From the play equipment to the padding and plants, Mahr Park Arboretum wants to encourage kids to interact with nature.

Park Director Ashton Robinson said about 289 native plants were planted around the Nature Play Area on Monday to encourage that interaction.

“Children respond positively to flowers, butterflies, and bees,” she said. “It slows them to stop and wonder and open up a world of imagination.”

She said between the park, Jamie Jones from Natural Resource Management Solutions, Hopkins County Horticulture UK Extension Agent Erika Wood, and Alicia Boswell with Ironweed Plan Nursey, they picked 22 different native plant varieties to encourage sensory elements and wildlife food and shelter for the area.

“Many of these plants have a wide variety of fragrant smells and textures,” said Robinson. “All of the plants are excellent pollinators, and visitors will see ample bees and butterflies as they visit our Nature Play Area.”

Jamie Jones, from NRMS, said after talking with the park, they wanted to create an educational field where kids could actually touch, feel and run through.

“The species we picked would be hardy enough to withstand kids playing and getting in the middle of, plus just offer a variety of different flowers,” she said.

Some of those plants include Prairie Dropseed, an ornamental grass that forms graceful clumps and seed heads that are very fragrant in the late summer when produced. Also, Joe Pye weed, which has a cluster of pink fluffy flowers that smell like vanilla, and Purple Coneflowers, which is an excellent native plant for birds and pollinators.

Asters were planted, which offer very fragrant foliage when touched and have a beautiful blue-purple color. Pink Muhly grass offers feather pink flowers in the fall and has an airy display that encourages interaction.

Ashton said Ben Privette, the ag teacher at Hopkins County Central High School, has had his ag class and FFA students cultivate the plants to get ready to plant, and they came out to help plant them too.

“We got them when they were in the three-inch pots.

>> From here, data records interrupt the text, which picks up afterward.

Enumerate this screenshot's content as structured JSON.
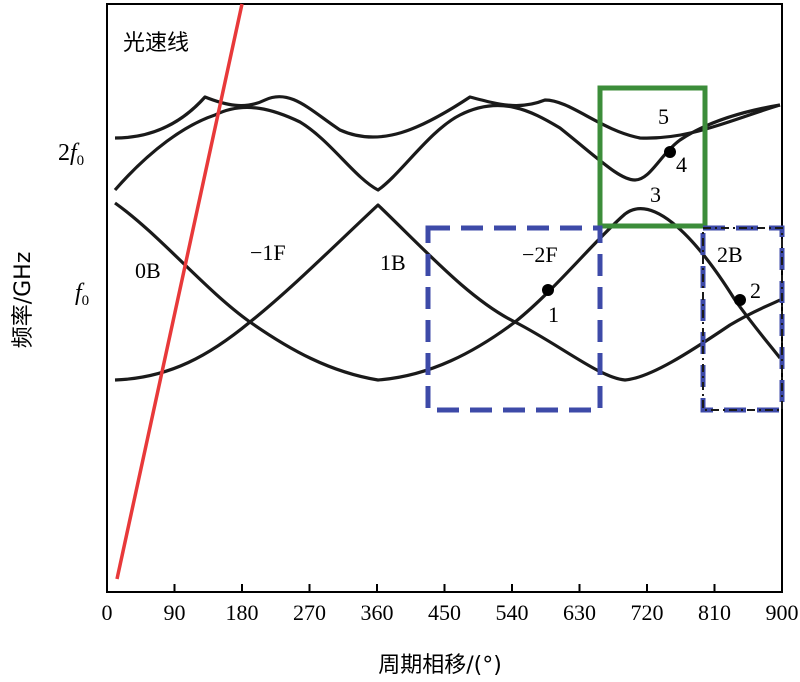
{
  "chart_data": {
    "type": "line",
    "x_ticks": [
      "0",
      "90",
      "180",
      "270",
      "360",
      "450",
      "540",
      "630",
      "720",
      "810",
      "900"
    ],
    "xlabel": "周期相移/(°)",
    "ylabel": "频率/GHz",
    "xlim": [
      0,
      900
    ],
    "y_ticks": [
      "2f0",
      "f0"
    ],
    "light_line_label": "光速线",
    "band_labels": {
      "b0": "0B",
      "f1": "−1F",
      "b1": "1B",
      "f2": "−2F",
      "b2": "2B"
    },
    "point_labels": [
      "1",
      "2",
      "3",
      "4",
      "5"
    ],
    "colors": {
      "curves": "#1a1a1a",
      "light_line": "#e8393a",
      "box_solid_green": "#3c8d3a",
      "box_dashed_blue": "#3d4aa8",
      "box_dashdot": "#1a1a1a"
    }
  }
}
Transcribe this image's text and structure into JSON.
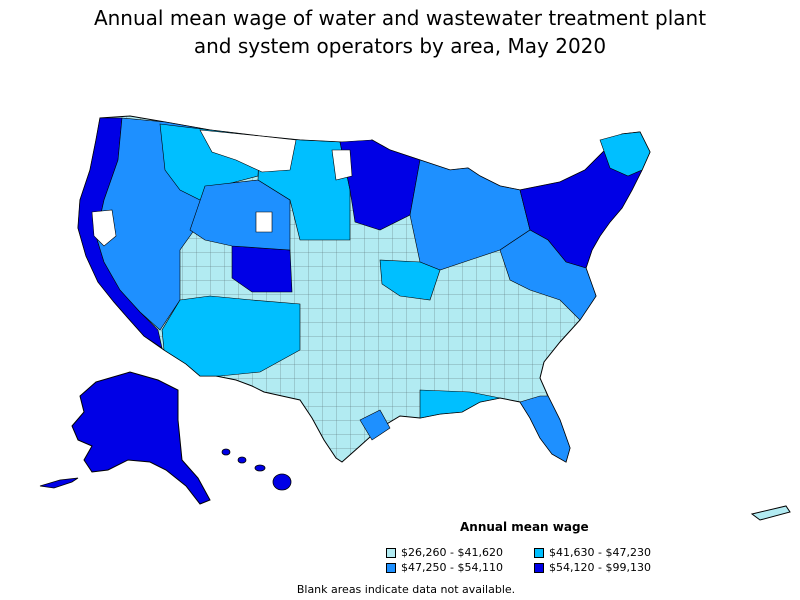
{
  "title": {
    "line1": "Annual mean wage of water and wastewater treatment plant",
    "line2": "and system operators by area, May 2020"
  },
  "legend": {
    "title": "Annual mean wage",
    "items": [
      {
        "label": "$26,260 - $41,620",
        "color": "#b2ebf2"
      },
      {
        "label": "$41,630 - $47,230",
        "color": "#00bfff"
      },
      {
        "label": "$47,250 - $54,110",
        "color": "#1e90ff"
      },
      {
        "label": "$54,120 - $99,130",
        "color": "#0000e6"
      }
    ]
  },
  "footnote": "Blank areas indicate data not available.",
  "map_layers": [
    "contiguous-united-states",
    "alaska",
    "hawaii",
    "puerto-rico"
  ]
}
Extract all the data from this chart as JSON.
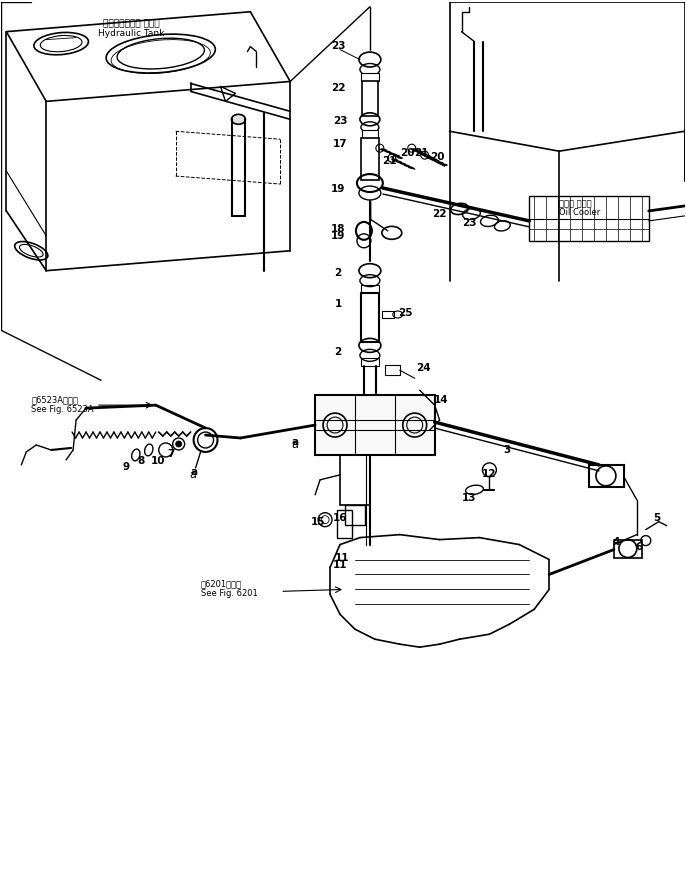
{
  "bg_color": "#ffffff",
  "line_color": "#000000",
  "fig_width": 6.86,
  "fig_height": 8.8,
  "dpi": 100,
  "labels": {
    "hydraulic_tank_jp": "ハイドロリック タンク",
    "hydraulic_tank_en": "Hydraulic Tank",
    "oil_cooler_jp": "オイル クーラ",
    "oil_cooler_en": "Oil Cooler",
    "see_fig_6523a_jp": "第6523A図参照",
    "see_fig_6523a_en": "See Fig. 6523A",
    "see_fig_6201_jp": "第6201図参照",
    "see_fig_6201_en": "See Fig. 6201"
  }
}
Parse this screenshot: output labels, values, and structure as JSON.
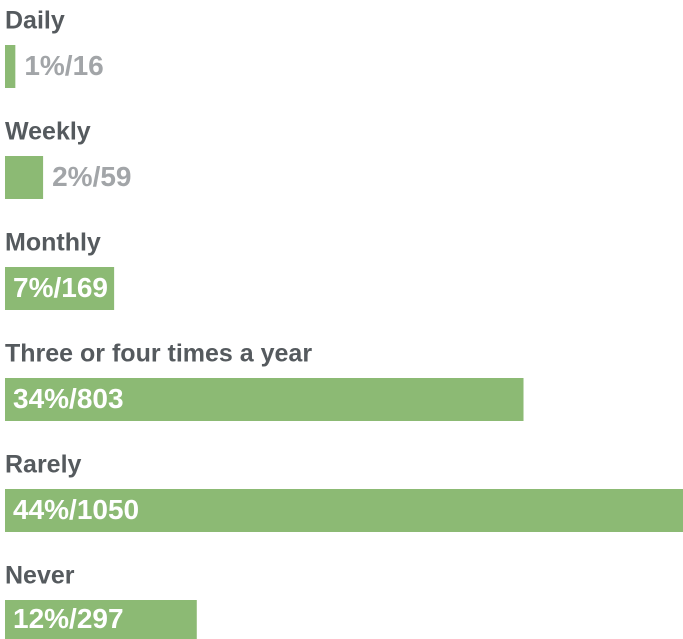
{
  "chart_data": {
    "type": "bar",
    "orientation": "horizontal",
    "categories": [
      "Daily",
      "Weekly",
      "Monthly",
      "Three or four times a year",
      "Rarely",
      "Never"
    ],
    "values": [
      16,
      59,
      169,
      803,
      1050,
      297
    ],
    "value_labels": [
      "1%/16",
      "2%/59",
      "7%/169",
      "34%/803",
      "44%/1050",
      "12%/297"
    ],
    "color": "#8cba74",
    "xlim": [
      0,
      1050
    ]
  }
}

They were really small,” said Privette. “We have been taking care of them for the past couple of months now.”

Although the student’s role in taking care of the plants ends officially once they are planted, he said he would not mind if the students came out to take care of the plants as a community project.

“We are always looking for ways to get out in the community and show community support,” said Privette.

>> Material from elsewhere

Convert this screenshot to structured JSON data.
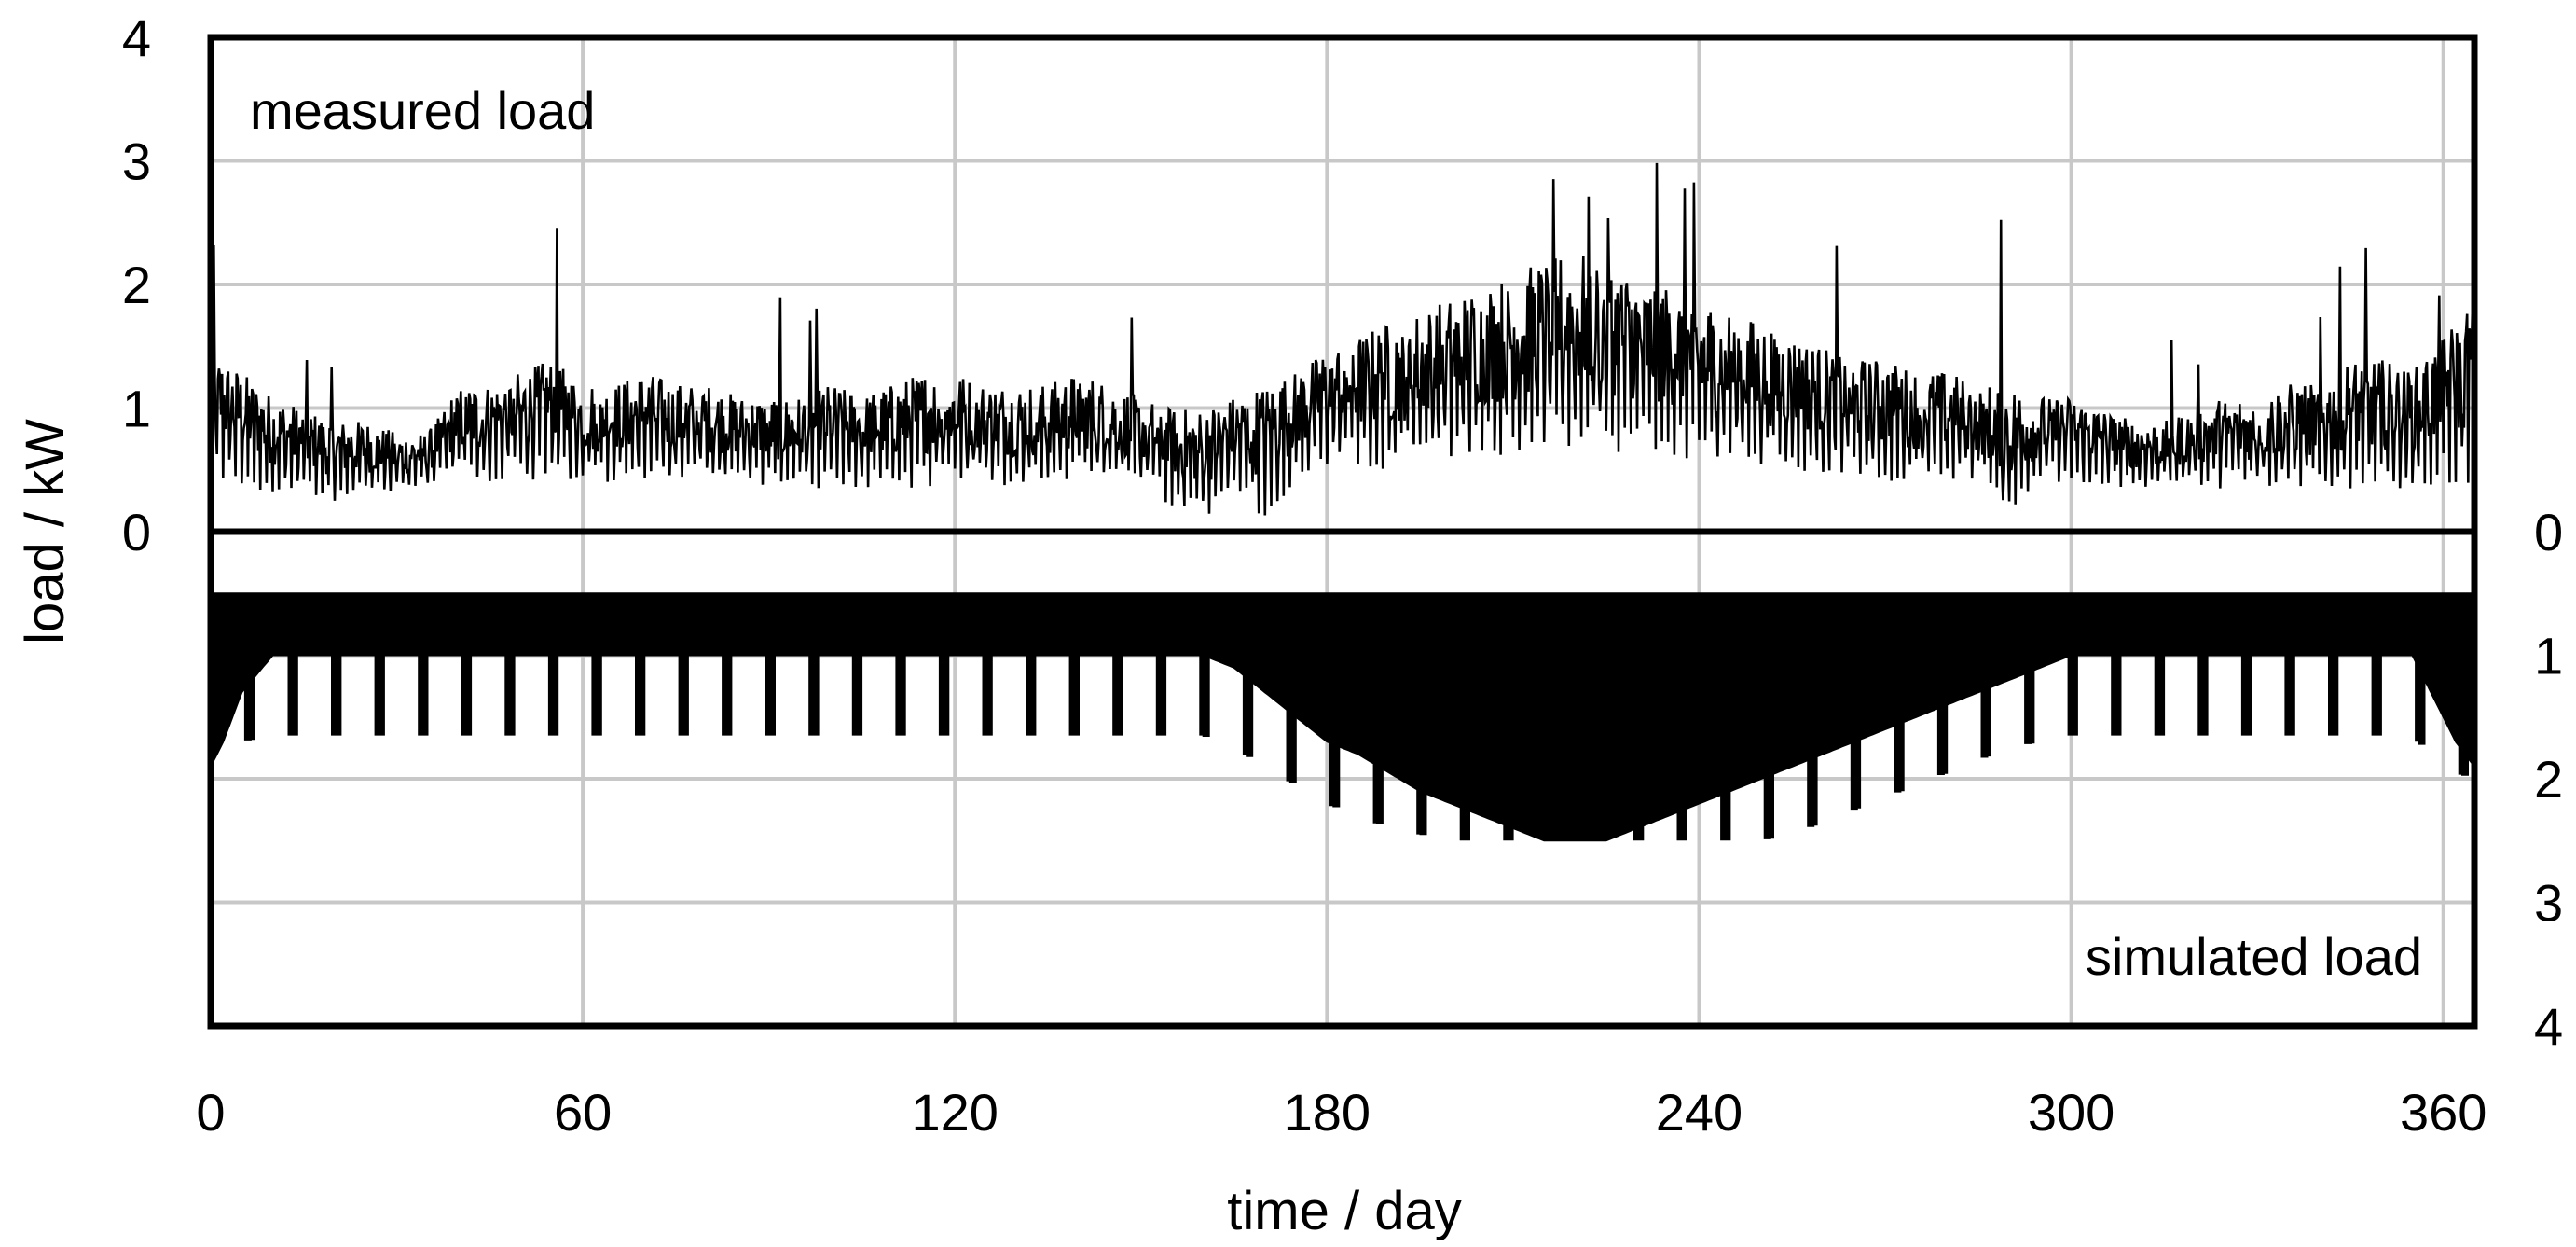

Ashton said interacting with nature can bring positive benefits to the community like a diverse imagination, higher immune systems, less stress, and behavioral issues, and it promotes creative thinking and positive feelings.

“I am hoping that our Nature Play Area will inspire our community,” said Robinson. “We want children to get outside and foster a love for the outdoors, nature, and environment.”

Robinson said after the plans for the Nature Play Area started last year, she is excited to see it at this stage. The park is still waiting for the padding, turf installation, and final touches, like a cedar fence and sod before the area can be open to the public.

“After these things are complete, we will be able to open to our community,” said Robinson.